Belli bir temele (bu bağlamda geçmişe) sahip olan bir tutum da, eleştiri ihtiyacı duyar. Bahsedilen olumlayıcı ve tanıtıcı değerlendirmelerin dışında; analitik bakış açısı ile kaleme alınmış, sanatçılardaki sorgulama cesaretini ve saygınlıklarını belirtecek değerlendirmelere ihtiyaç duyulmaktadır. Bu değerlendirmenin teorik, eleştirel ve tarihsel kısmını sanat tarihi ve sanat eleştirisi yapacak ise; eğitim teorisi ve pratiği kısmını – özeleştirisi ile beraber – sanat eğitimi gerçekleştirmelidir.

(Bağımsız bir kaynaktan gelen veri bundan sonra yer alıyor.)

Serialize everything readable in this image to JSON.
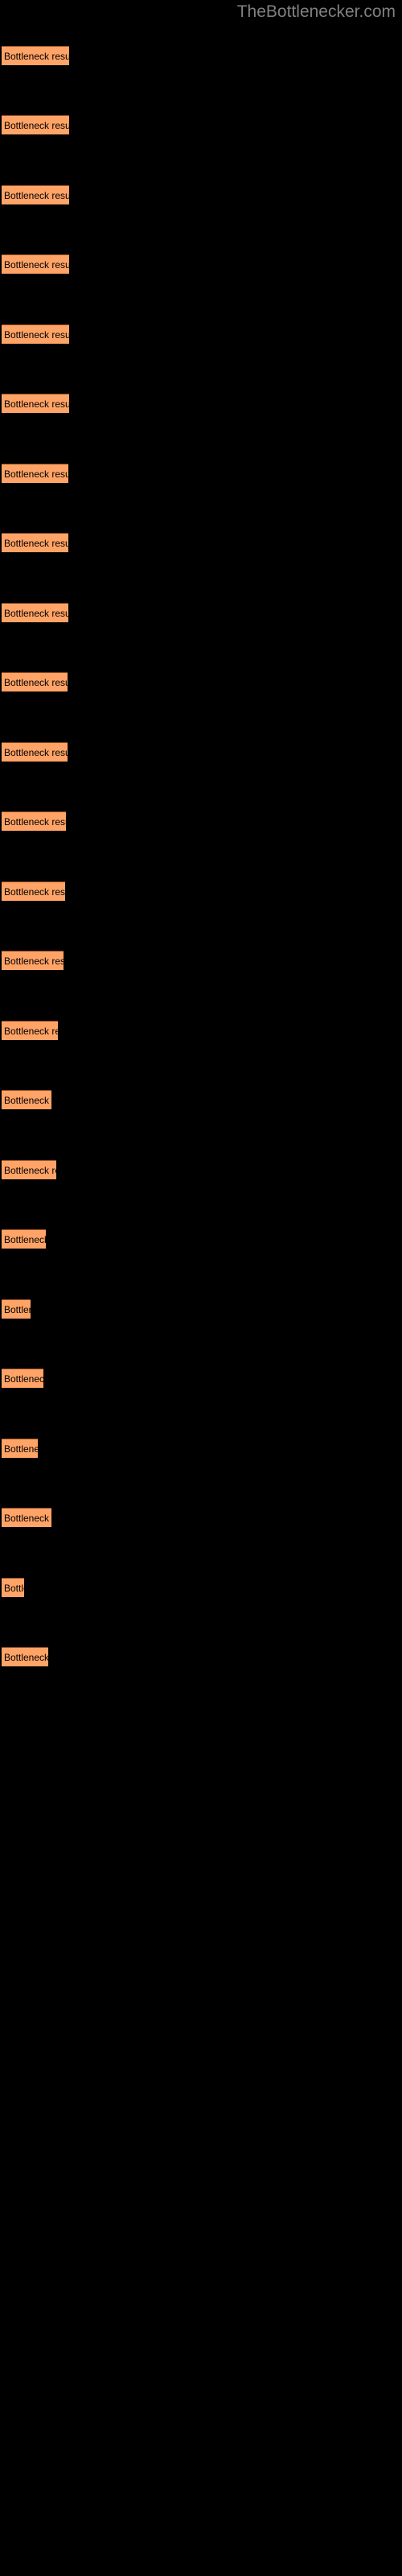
{
  "site": {
    "title": "TheBottlenecker.com",
    "title_color": "#808080",
    "background_color": "#000000"
  },
  "chart_data": {
    "type": "bar",
    "orientation": "horizontal",
    "title": "TheBottlenecker.com",
    "xlabel": "",
    "ylabel": "",
    "grid": false,
    "legend": false,
    "bar_color": "#FFA366",
    "bar_border_color": "#8A4A22",
    "label_color": "#000000",
    "xlim": [
      0,
      100
    ],
    "categories": [
      "Bottleneck result",
      "Bottleneck result",
      "Bottleneck result",
      "Bottleneck result",
      "Bottleneck result",
      "Bottleneck result",
      "Bottleneck result",
      "Bottleneck result",
      "Bottleneck result",
      "Bottleneck result",
      "Bottleneck result",
      "Bottleneck result",
      "Bottleneck result",
      "Bottleneck result",
      "Bottleneck result",
      "Bottleneck result",
      "Bottleneck result",
      "Bottleneck result",
      "Bottleneck result",
      "Bottleneck result",
      "Bottleneck result",
      "Bottleneck result",
      "Bottleneck result",
      "Bottleneck result"
    ],
    "values": [
      84,
      84,
      84,
      84,
      84,
      84,
      83,
      83,
      83,
      82,
      82,
      80,
      79,
      77,
      70,
      62,
      68,
      55,
      40,
      52,
      47,
      60,
      30,
      58
    ],
    "bars": [
      {
        "label": "Bottleneck result",
        "value": 84,
        "y": 57,
        "width": 84
      },
      {
        "label": "Bottleneck result",
        "value": 84,
        "y": 143,
        "width": 84
      },
      {
        "label": "Bottleneck result",
        "value": 84,
        "y": 230,
        "width": 84
      },
      {
        "label": "Bottleneck result",
        "value": 84,
        "y": 316,
        "width": 84
      },
      {
        "label": "Bottleneck result",
        "value": 84,
        "y": 403,
        "width": 84
      },
      {
        "label": "Bottleneck result",
        "value": 84,
        "y": 489,
        "width": 84
      },
      {
        "label": "Bottleneck result",
        "value": 83,
        "y": 576,
        "width": 83
      },
      {
        "label": "Bottleneck result",
        "value": 83,
        "y": 662,
        "width": 83
      },
      {
        "label": "Bottleneck result",
        "value": 83,
        "y": 749,
        "width": 83
      },
      {
        "label": "Bottleneck result",
        "value": 82,
        "y": 835,
        "width": 82
      },
      {
        "label": "Bottleneck result",
        "value": 82,
        "y": 922,
        "width": 82
      },
      {
        "label": "Bottleneck result",
        "value": 80,
        "y": 1008,
        "width": 80
      },
      {
        "label": "Bottleneck result",
        "value": 79,
        "y": 1095,
        "width": 79
      },
      {
        "label": "Bottleneck result",
        "value": 77,
        "y": 1181,
        "width": 77
      },
      {
        "label": "Bottleneck result",
        "value": 70,
        "y": 1268,
        "width": 70
      },
      {
        "label": "Bottleneck result",
        "value": 62,
        "y": 1354,
        "width": 62
      },
      {
        "label": "Bottleneck result",
        "value": 68,
        "y": 1441,
        "width": 68
      },
      {
        "label": "Bottleneck result",
        "value": 55,
        "y": 1527,
        "width": 55
      },
      {
        "label": "Bottleneck result",
        "value": 36,
        "y": 1614,
        "width": 36
      },
      {
        "label": "Bottleneck result",
        "value": 52,
        "y": 1700,
        "width": 52
      },
      {
        "label": "Bottleneck result",
        "value": 45,
        "y": 1787,
        "width": 45
      },
      {
        "label": "Bottleneck result",
        "value": 62,
        "y": 1873,
        "width": 62
      },
      {
        "label": "Bottleneck result",
        "value": 28,
        "y": 1960,
        "width": 28
      },
      {
        "label": "Bottleneck result",
        "value": 58,
        "y": 2046,
        "width": 58
      }
    ]
  }
}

* Trakya Üniversitesi Sosyal Bilimler Enstitüsü, Sanat Tarihi Anabilim Dalı Araştırma Görevlisi. İletişim için: firat.arapoglu@gmail.com; firatarapoglu@trakya.edu.tr

[1] Rıfat Şahiner, “Yeni Bir Sanat Eğitimi Üzerine”, G.Ü. G.E.F.’nin düzenlediği “Türkiye’de Sanat Eğitiminde Öğretmen Yetiştirme” konulu sempozyum bildirisi, Ankara, 8-10 Mayıs 2002. Bkz. www.rifatsahiner.com

[2] Prof. Dr. Hüsamettin Koçan, Elvan Tekcan, Emine Tusavul, Sibel Tuğal’ın 2007’de gerçekleştirdikleri söyleşide belirtmiştir. Bkz. http://gsf.isikun.edu.tr/husamettinkocan.htm

[3] Bkz Dipnot 1. Köşeli parantez içindeki ifade bana ait.

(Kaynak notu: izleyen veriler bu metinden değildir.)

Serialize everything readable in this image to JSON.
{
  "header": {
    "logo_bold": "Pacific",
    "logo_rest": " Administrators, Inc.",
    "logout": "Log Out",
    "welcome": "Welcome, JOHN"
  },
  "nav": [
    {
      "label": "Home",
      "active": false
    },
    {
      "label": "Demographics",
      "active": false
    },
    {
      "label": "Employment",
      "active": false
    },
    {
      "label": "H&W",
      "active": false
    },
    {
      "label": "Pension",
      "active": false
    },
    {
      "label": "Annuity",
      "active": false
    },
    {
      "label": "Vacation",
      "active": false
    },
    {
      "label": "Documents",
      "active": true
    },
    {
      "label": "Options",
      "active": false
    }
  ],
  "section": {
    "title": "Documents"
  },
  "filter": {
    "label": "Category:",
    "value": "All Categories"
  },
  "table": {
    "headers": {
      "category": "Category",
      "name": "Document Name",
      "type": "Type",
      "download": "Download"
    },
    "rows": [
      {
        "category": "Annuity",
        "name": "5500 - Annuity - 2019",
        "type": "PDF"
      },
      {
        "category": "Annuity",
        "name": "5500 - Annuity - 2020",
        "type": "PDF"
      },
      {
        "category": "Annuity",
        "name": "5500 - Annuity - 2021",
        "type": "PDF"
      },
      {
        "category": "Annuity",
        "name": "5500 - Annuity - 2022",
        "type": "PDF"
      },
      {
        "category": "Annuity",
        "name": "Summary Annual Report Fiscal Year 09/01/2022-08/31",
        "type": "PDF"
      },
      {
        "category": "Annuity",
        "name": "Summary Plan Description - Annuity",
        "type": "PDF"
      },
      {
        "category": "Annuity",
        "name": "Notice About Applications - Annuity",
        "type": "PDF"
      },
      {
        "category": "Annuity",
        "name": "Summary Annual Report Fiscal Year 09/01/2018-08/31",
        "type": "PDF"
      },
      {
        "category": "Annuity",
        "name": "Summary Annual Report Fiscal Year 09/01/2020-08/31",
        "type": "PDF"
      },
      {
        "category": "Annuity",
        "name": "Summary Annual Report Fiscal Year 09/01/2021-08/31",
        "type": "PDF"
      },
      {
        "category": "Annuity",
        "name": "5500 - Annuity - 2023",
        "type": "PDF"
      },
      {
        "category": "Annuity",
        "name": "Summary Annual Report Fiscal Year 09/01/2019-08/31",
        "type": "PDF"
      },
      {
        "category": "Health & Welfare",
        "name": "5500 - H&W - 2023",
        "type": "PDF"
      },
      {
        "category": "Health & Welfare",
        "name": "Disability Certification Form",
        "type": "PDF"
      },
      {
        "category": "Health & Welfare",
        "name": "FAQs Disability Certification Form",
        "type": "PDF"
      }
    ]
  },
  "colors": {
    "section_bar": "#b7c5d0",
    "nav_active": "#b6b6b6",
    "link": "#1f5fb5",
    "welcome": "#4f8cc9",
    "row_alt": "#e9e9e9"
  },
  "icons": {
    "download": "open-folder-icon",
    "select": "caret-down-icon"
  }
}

[4] Bu konuda kapsamlı bir analiz için bkz. Ali Artun, “Çağdaş Sanat Tarihleri ve Türkiye’de Sanatın Çağdaşlaşması”, Toplum ve Bilim, s.79, Kış 1998. s. 24-65.

[5] Dick Higgins, “Intermedia”, Something Else Press, 1965; Hannah Higgins’in bir sonsözü ile Leonardo, Vol.34, No.1, 2001’de tekrar basılmıştır. S.49-54.

[6] Bkz dipnot 2.

[7] A.g.y.

[8] Wassily Kandinsky, “Her sanat eseri, çağının çocuğudur ve pek çok durumda duygularımızın kaynağıdır.”, diyerek 1912’de bunu belirtmiştir. Wassily Kandinsky, “Sanatta Ruhsallık Üzerine”, çev. Gülin Ekinci, Altıkırkbeş Yay., İstanbul-2005. s.35.

(RH+'de Nisan/2008'de 50. sayı s. 44 - 46'da yayınlandı).